The Washington Times writes that some military officials welcomed his departure, criticizing Fallon for failing to prevent foreign fighters from crossing into Iraq, thereby making US efforts there more difficult.

"The fact is that [Central Command] had the external responsibility to protect our troops in Iraq from the outside and under Fallon they failed to do it," said retired Maj. Gen. Paul Vallely, a military analyst. "We have done nothing to protect our soldiers from external threats in Iraq." Others said Adm. Fallon was pushed to resign. "No matter what [Defense Secretary Robert M. Gates] said [Tuesday], we know for a fact Admiral Fallon was fired," said a former senior Defense official who works closely with military officials in the region. "We have kids — soldiers — getting killed because Iran, Syria and other foreign fighters are coming across the border into Iraq, and yet Fallon was unwilling to do anything to hold [those nations] accountable."

Fallon also came under fire for his positive stance toward China, The Christian Science Monitor writes.

Before he was assigned to Central Command, he was the commander of US Pacific Command. There, he often "leaned forward" on engaging with China, arguing that US-Chinese relations were too important to ignore. Some conservative critics believe he was too friendly with the Chinese, whose military buildup and global ambitions are unclear.

Most reports agree that Fallon's departure at its core is not due to the White House's plans for Iran, but rather to Fallon's vocal disagreements with the Bush administration, on Iran and on other military topics. In an editorial, The Boston Globe writes that despite tradition that top military commanders keep their dissent private, "the usual strictures against airing policy differences in public should not have been enforced" in this case, due to "the validity of Fallon's advice" and the Bush administration's "history of stumbling into grievous strategic errors" when ignoring the advice of military commanders.

The Dallas Morning News, in an editorial, also blames Fallon's outspokenness for his departure, but argues that it was right for him to go.

"We do think the Pentagon's top commanders should speak up – privately – when they think the president is contemplating a bad move. But it's essential that the commander in chief set the policy. Once that's done, the president's orders must be followed without inappropriate second-guessing in public."

And in his column for The Washington Post, David Ignatius chronicles a series of conflicts between the White House and Fallon, "a guy with a mouth that could peel the paint off the walls." In particular, Mr. Ignatius notes that Fallon frequently butted heads with Gen.
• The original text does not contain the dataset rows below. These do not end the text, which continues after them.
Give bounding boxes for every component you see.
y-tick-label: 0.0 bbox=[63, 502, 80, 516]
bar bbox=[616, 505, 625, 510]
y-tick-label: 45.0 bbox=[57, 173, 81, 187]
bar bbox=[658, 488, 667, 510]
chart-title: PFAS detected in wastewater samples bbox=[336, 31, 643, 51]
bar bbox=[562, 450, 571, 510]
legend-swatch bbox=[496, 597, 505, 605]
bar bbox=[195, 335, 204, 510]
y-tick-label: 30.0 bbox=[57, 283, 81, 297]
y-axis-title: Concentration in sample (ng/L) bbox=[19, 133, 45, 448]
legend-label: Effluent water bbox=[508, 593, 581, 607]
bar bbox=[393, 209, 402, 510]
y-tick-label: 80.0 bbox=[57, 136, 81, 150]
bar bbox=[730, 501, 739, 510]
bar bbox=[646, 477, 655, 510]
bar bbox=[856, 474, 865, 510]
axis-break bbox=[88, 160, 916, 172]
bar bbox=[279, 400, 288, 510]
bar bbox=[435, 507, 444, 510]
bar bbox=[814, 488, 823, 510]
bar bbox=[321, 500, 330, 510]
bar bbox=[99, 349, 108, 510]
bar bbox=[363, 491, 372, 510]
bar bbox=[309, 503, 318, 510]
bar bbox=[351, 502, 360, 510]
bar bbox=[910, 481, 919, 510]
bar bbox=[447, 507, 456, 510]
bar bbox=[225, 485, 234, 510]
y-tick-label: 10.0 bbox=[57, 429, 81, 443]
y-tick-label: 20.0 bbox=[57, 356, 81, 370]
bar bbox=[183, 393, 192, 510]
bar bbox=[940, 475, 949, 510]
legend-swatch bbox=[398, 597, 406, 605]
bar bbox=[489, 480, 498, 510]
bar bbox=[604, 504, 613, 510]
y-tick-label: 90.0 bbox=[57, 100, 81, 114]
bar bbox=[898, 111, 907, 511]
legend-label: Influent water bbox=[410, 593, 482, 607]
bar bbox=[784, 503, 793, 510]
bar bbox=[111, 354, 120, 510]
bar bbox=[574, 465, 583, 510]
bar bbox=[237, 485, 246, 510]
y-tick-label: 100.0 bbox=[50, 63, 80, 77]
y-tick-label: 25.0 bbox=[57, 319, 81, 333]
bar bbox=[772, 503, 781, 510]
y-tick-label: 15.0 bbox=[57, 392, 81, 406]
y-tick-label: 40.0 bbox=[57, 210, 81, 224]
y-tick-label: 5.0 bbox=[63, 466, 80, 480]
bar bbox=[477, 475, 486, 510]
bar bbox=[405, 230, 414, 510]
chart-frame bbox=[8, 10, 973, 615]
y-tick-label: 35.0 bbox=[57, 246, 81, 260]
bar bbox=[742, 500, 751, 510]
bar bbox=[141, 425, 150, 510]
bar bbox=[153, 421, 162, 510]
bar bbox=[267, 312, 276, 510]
David Petraeus, the US commander in Iraq, and General Petraeus's close relationship with the White House "made for an awkward chain of command." Ignatius concludes:

"I understand the White House's desire for an orderly chain of command and the need for military officers to trust each other's discretion. But in the case of Fallon, I see a lot of good that came from having a headstrong blowtorch of a man speaking truth to power."